Is it important to maintain the old sweep API for other reasons?

My concern was purely about deprecating a big module I didn't write!

My instinct is that we should just replace the public interface of the old one with the new one. This would be a breaking change, since the API's are slightly different, but that seems worthwhile.

Good plan. Done.

As for the monotone functionality: how about maintaining the old sweep impl, but only as a private implementation detail of Monotone?

Creatively renamed to old_sweep, annotated with a warning, and made pub(crate). I can move it fully into the monotone module if it's desired.

Note that the new implementation no longer offers SweepPoint which was a Point with full lexicographic sort capabilities (with the baked-in assumption that the underlying float values would be sortable? dot dot dot etc)

In any case, I had a look at interior_point and I don't think we need a full lexicographic sort, as per my comment, so that should be fine.

urschrei avatar Jul 04 '25 13:07 urschrei

The two new commits are meaningfully separated for (hopefully) ease of review.

urschrei avatar Jul 04 '25 13:07 urschrei

…and finally, a less messy (IMO) benchmark setup, and I managed to replace the HashMap with a lookup, which buys us another 20 % speedup or so on average (sorry!).

urschrei avatar Jul 04 '25 21:07 urschrei

Wondering whether it's sensible to document the presence of this module in the line_intersection module docs: sweep isn't very intuitive, and it's already slightly confusing to have line_intersection and intersects modules (nb I'm not proposing to change that, just wondering how best to point someone at the module that best fits their needs)

urschrei avatar Jul 09 '25 12:07 urschrei

Wondering whether it's sensible to document the presence of this module in the line_intersection module docs: sweep isn't very intuitive, and it's already slightly confusing to have line_intersection and intersects modules (nb I'm not proposing to change that, just wondering how best to point someone at the module that best fits their needs)

Great point.

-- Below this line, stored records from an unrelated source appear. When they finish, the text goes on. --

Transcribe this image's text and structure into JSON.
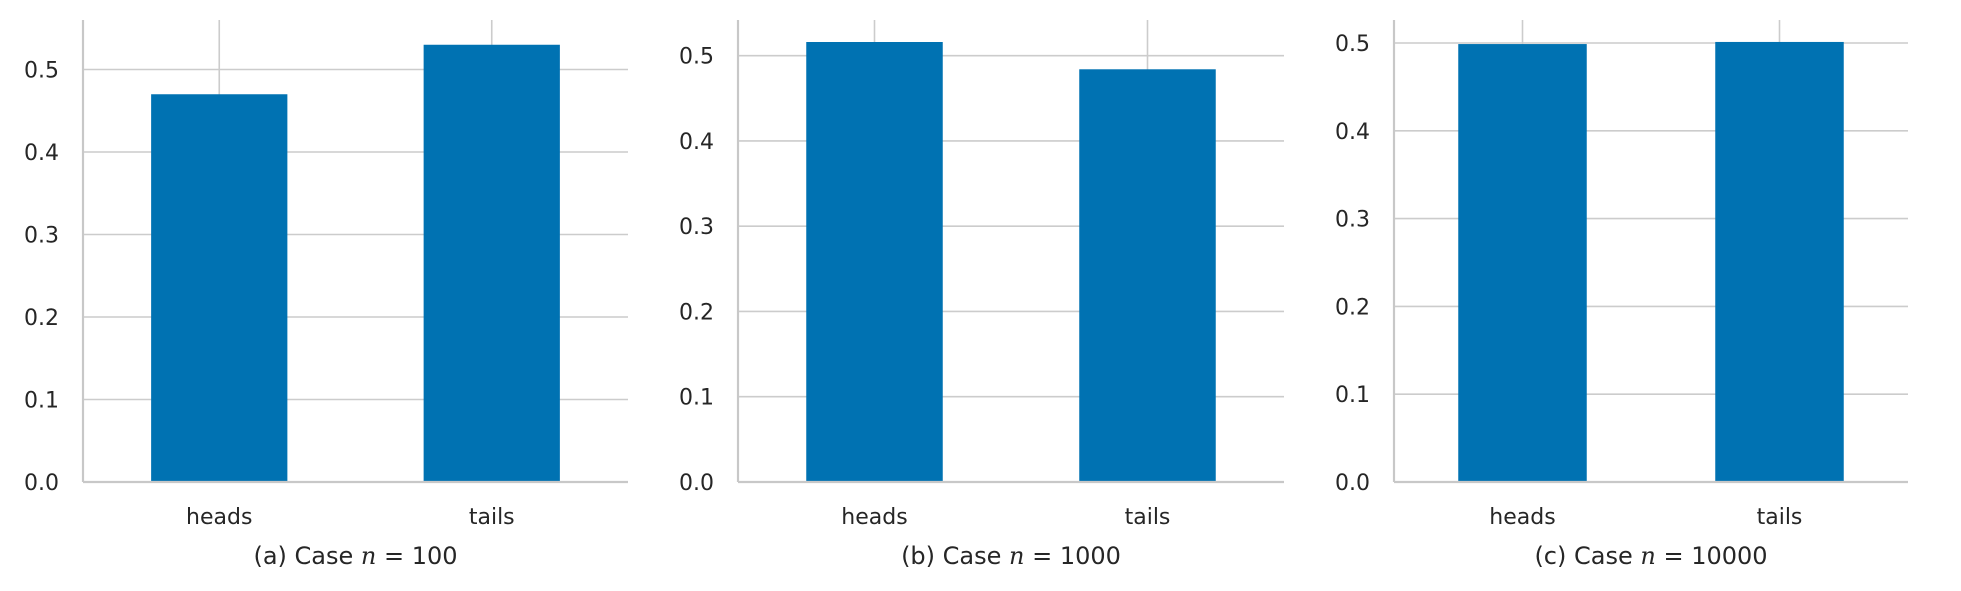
{
  "colors": {
    "bar": "#0072b2",
    "grid": "#cccccc",
    "axis": "#c8c8c8",
    "text": "#262626"
  },
  "chart_data": [
    {
      "type": "bar",
      "caption": "(a) Case ",
      "caption_var": "n",
      "caption_eq": " = 100",
      "categories": [
        "heads",
        "tails"
      ],
      "values": [
        0.47,
        0.53
      ],
      "ylim": [
        0,
        0.56
      ],
      "yticks": [
        0.0,
        0.1,
        0.2,
        0.3,
        0.4,
        0.5
      ],
      "grid": true,
      "xlabel": "",
      "ylabel": ""
    },
    {
      "type": "bar",
      "caption": "(b) Case ",
      "caption_var": "n",
      "caption_eq": " = 1000",
      "categories": [
        "heads",
        "tails"
      ],
      "values": [
        0.516,
        0.484
      ],
      "ylim": [
        0,
        0.5418
      ],
      "yticks": [
        0.0,
        0.1,
        0.2,
        0.3,
        0.4,
        0.5
      ],
      "grid": true,
      "xlabel": "",
      "ylabel": ""
    },
    {
      "type": "bar",
      "caption": "(c) Case ",
      "caption_var": "n",
      "caption_eq": " = 10000",
      "categories": [
        "heads",
        "tails"
      ],
      "values": [
        0.4988,
        0.5012
      ],
      "ylim": [
        0,
        0.5262
      ],
      "yticks": [
        0.0,
        0.1,
        0.2,
        0.3,
        0.4,
        0.5
      ],
      "grid": true,
      "xlabel": "",
      "ylabel": ""
    }
  ]
}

I think more people would be be looking for something like "intersection" rather than "sweep" (which is an implementation detail). Cross linking from these other modules as you suggested seems like a good start.

michaelkirk avatar Jul 10 '25 22:07 michaelkirk

I'm not sure if you're still actively pushing code, so tag me when you're ready for re-review @urschrei

michaelkirk avatar Jul 10 '25 22:07 michaelkirk

OK, have a (hopefully final) look @michaelkirk

urschrei avatar Jul 10 '25 23:07 urschrei

Looks good! I'll leave it to you to merge it @urschrei

michaelkirk avatar Jul 14 '25 17:07 michaelkirk

This impl doesn't use SweepPoint, Cross, or PointOrLine: we only accept Line<GeoFloat> segments for checking. If we adopt this, we would either have to do more work to accept "Crossable" geometries etc

I'm adapting some code to use the new implementation, and hitting a slight snag here. It's sometimes useful to associate arbitrary data with the lines that intersect. As a workaround, I'm hashifying the input lines (by picking a suitable precision and turning f64 into isize), then doing the lookup with the output Lines.

dabreegster avatar Jul 17 '25 12:07 dabreegster

Thanks for being a beta tester 😉

I think we assumed no one was using those traits except us. Now that we know that's not the case, I can follow up to try to make it generic like the old implementation.

michaelkirk avatar Jul 17 '25 19:07 michaelkirk

Thanks for pushing through a newer implementation that doesn't crash!

The workaround is not bad: https://github.com/a-b-street/ltn/commit/6b233ee90b04727267143f32ad4b2edd9dc22cda#diff-94c2fcfb4730187542a1dec886f4b03d40929ac66fdf6f1735d5bb6df7c91a50

The simplest API might be to return the index of the matching lines, ie, ((Line, usize), (Line, usize), LineIntersection. The user can then associate data with that index easily while building the input. It's a little less type-safe than plumbing through a generic associated data T with each Line, or letting people implement a trait, but it would work totally fine and might (totally speculating, haven't been following the new perf improvements PR) be cheaper memory-wise.

dabreegster avatar Jul 18 '25 09:07 dabreegster